Combine it with acting performances that surprise and delight you, and this show has some truly magical moments. I remember all the backlash concerning Pedro Pascal and Bella Ramsey’s casting as Joel and Ellie, but my God they absolutely make them their own. The sense of a character exists beyond specific actors performing them, and much like when Heath Ledger played the part of The Joker, they breathe new life with a relatable, emotional, grounded performance that you can’t peel your eyes away from.
All of this attention to even the tiniest of details across moments big and small adds up to an immersive atmosphere that is gripping from the very first second.
We’re going through changes
But of course, if you’ve been watching any of the interviews with Neil Druckmann and Craig Mazin, you’ll know that they haven’t shied away from making changes to the core story and lore of The Last of Us in the aim of being more TV-friendly. I was ready to say that the changes mess with the core story a little too much, making the show fall victim to the classic video game curse. But some of the alternative takes actually turn out to be so much better than when the show hews closely to the in-game story beats. I was absolutely floored at the end of one of the earlier episodes. Bring some tissues: the crying session will leave you swimming in your own tears.
In fact, sometimes these reinterpretations of The Last of Us’ story can work at odds with the pacing of the key plot points.
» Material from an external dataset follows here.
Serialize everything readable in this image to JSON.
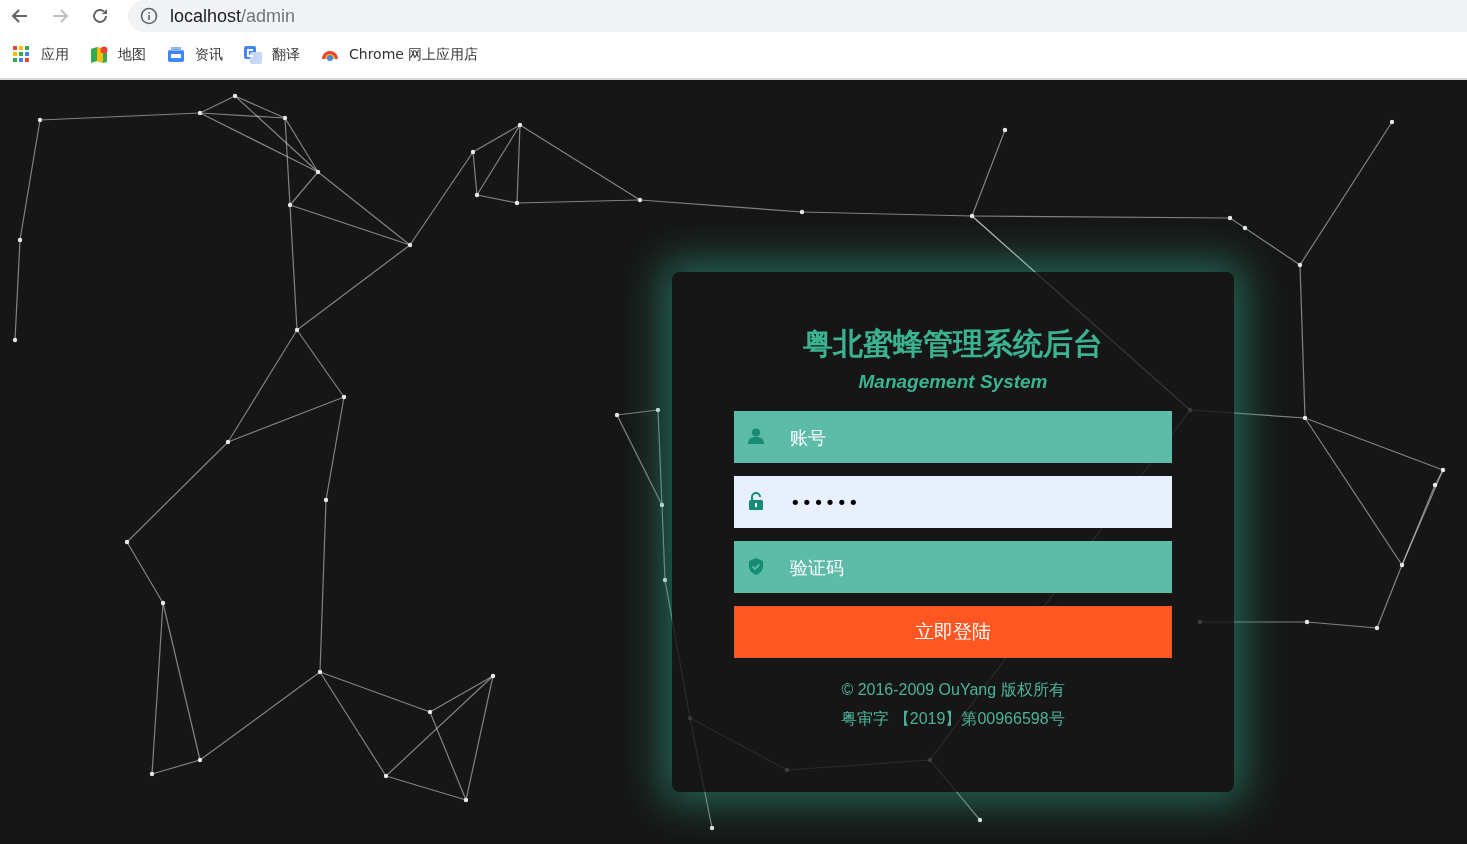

The deviations are given time to breathe and ruminate in your mind and soul, whereas some of the core beats taken directly from game’s story can feel a little rushed because of it. Regardless of this, each moment hits with an emotional wallop that will stick with you for a while to come.
And then there is the change in the way the cordyceps virus fundamentally works from being transmitted through spores to transmitting via tendrils. Let’s discuss this one for a while by starting with one fact: it’s really not as controversial as many have been complaining. This is an extension of the idea of being bitten and tendrils were explored by Naughty Dog in earlier concepts of the game.
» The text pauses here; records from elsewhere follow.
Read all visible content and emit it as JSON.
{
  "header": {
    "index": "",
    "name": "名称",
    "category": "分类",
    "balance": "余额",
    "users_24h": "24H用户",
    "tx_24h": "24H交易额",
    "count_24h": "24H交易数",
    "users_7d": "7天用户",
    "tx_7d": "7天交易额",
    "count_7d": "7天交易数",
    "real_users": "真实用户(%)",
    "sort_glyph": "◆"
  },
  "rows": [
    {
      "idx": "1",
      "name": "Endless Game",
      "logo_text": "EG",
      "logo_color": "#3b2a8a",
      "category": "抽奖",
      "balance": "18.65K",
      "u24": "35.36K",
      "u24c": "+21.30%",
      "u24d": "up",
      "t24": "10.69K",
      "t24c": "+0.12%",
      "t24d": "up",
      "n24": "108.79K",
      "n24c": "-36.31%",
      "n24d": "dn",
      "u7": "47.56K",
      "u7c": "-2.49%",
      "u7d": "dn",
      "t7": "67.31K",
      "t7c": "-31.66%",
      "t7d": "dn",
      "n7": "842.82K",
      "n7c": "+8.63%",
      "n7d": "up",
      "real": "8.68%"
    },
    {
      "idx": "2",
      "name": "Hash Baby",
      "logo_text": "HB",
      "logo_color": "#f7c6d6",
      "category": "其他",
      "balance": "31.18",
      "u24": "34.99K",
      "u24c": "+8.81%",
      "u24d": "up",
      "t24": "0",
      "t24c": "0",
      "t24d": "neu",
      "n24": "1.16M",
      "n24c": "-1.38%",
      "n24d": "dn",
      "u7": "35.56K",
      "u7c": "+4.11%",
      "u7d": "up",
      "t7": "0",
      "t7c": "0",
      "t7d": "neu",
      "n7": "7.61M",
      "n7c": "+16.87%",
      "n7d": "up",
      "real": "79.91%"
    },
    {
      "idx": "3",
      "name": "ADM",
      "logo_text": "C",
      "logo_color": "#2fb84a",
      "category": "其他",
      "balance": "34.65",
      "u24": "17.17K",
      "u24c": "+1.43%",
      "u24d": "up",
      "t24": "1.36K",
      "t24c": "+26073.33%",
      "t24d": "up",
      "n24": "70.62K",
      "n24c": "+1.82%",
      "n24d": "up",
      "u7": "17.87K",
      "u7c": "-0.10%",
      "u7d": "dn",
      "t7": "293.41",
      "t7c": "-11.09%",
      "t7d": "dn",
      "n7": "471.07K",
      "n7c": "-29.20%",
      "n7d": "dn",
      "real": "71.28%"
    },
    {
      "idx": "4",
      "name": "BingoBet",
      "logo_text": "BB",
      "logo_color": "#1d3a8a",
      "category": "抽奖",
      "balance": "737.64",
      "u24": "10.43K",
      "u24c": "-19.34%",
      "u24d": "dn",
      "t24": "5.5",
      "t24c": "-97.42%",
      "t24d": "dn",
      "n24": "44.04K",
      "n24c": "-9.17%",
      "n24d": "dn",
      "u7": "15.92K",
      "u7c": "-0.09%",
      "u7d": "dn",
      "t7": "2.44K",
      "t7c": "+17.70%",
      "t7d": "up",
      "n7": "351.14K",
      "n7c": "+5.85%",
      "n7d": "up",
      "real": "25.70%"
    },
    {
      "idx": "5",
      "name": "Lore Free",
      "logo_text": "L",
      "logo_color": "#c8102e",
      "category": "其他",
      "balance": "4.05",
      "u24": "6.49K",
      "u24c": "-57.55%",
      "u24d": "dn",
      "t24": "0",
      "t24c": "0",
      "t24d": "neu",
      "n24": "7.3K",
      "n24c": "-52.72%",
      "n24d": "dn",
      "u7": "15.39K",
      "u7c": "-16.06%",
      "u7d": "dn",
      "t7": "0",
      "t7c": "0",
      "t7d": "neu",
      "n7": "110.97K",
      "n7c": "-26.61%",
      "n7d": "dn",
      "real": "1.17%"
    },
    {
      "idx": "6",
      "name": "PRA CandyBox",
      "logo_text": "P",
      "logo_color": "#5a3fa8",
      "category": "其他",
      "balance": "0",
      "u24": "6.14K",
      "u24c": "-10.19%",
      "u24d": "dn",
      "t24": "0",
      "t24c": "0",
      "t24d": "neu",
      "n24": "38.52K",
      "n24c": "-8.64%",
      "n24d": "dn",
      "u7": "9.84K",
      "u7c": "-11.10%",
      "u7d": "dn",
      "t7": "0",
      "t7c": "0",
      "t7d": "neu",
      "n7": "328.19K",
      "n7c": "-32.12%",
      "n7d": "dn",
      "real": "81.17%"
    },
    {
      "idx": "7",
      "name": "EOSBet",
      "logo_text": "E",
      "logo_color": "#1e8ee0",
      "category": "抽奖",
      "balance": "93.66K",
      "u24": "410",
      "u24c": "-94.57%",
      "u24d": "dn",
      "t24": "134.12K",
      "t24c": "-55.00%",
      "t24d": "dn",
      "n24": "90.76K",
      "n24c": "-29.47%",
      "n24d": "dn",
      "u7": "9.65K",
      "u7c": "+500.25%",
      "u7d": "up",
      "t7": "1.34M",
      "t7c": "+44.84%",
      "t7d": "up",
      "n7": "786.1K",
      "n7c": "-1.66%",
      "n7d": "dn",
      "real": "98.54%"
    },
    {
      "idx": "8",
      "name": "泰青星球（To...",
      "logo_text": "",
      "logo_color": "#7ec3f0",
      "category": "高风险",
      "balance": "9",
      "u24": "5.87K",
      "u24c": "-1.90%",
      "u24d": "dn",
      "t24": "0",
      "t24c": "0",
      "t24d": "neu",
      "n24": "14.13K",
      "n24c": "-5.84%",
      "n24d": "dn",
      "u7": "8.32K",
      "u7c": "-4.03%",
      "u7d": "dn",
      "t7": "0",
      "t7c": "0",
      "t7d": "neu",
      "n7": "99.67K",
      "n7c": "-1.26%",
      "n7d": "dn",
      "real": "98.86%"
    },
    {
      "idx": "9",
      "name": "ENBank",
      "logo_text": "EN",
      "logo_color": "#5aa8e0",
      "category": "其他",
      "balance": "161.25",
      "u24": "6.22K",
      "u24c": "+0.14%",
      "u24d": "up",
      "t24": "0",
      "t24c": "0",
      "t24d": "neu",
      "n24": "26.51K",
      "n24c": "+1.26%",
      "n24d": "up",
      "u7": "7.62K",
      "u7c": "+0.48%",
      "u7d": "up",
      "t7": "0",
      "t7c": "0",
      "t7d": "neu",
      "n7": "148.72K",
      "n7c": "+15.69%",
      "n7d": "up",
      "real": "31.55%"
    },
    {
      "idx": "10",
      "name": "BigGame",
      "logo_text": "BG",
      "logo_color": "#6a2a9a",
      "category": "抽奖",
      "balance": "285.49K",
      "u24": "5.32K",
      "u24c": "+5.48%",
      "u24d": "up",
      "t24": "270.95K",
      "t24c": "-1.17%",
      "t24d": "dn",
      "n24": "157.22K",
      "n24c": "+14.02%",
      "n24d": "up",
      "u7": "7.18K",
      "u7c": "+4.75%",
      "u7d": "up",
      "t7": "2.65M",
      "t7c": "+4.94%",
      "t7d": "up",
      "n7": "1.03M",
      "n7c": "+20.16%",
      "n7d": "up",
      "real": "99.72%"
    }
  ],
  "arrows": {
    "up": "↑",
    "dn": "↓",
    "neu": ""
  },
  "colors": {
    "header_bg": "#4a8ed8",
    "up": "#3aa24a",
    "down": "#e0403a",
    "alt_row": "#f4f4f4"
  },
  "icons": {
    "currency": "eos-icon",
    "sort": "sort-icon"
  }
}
You can tell why they opted to do this: wearing a mask hides a lot of the facial expressions that drive a story forward through non-verbal communication. Plus, infection via breathing in spores doesn’t quite have the same body horror impact as an infected person slowly feeding tendrils into someone’s body up close. But I do think it removes some of the more subtle dramatic impact of TLOU.
Not to say it’s a dealbreaker! The show still works regardless of it, and they use this new method of transmission effectively as a long-term plot point. But the ever-present danger of potential spores around every corner, and the way it was explained away via the final stage of a Clicker’s evolution being that they rest, die, and spread spores made for some hauntingly beautiful imagery with a unique approach to horror.
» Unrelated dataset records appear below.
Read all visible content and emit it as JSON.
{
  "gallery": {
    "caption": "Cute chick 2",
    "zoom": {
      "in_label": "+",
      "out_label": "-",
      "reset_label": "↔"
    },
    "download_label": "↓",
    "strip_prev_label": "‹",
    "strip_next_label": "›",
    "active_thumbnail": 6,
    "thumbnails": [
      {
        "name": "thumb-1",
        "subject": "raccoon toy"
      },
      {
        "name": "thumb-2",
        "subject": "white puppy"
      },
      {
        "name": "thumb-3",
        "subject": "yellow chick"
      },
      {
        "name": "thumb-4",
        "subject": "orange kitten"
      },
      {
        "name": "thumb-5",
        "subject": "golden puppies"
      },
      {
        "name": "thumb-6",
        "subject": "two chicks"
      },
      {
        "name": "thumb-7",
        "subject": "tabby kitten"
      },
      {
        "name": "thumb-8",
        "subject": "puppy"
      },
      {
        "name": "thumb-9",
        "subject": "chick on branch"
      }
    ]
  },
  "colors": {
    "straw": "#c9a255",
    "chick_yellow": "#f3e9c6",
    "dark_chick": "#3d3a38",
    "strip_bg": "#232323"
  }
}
Reverting to this method of transmission does have its benefits, but I feel it becomes more of a traditional survival horror show and loses that individualism that made the in-game world of TLOU so gorgeous-yet-perilous.
So there I was — credits rolling on the final episode, breathing a heartfelt sigh of relief in knowing that the writers, the production team, and the actors have created something special here.
From the set design to the practical visual effects, I wouldn’t be surprised if this won some awards for its attention to detail. Compounding its greatness, the additional depth brought to characters introduces an even more harrowing dimension to the show that you never quite appreciated in the game, producing some of the best moments of the whole series.
Of course, it’s not perfect. Some of the game’s biggest moments translated into awkward pacing at odds with the different directions the team patiently takes the story. Additionally, some creative decisions made in the TV adaptation process do suck some of the subtle beauty out of particular situations. However, these are easily forgiven in what is a fantastic watch with mind-blowing attention to detail.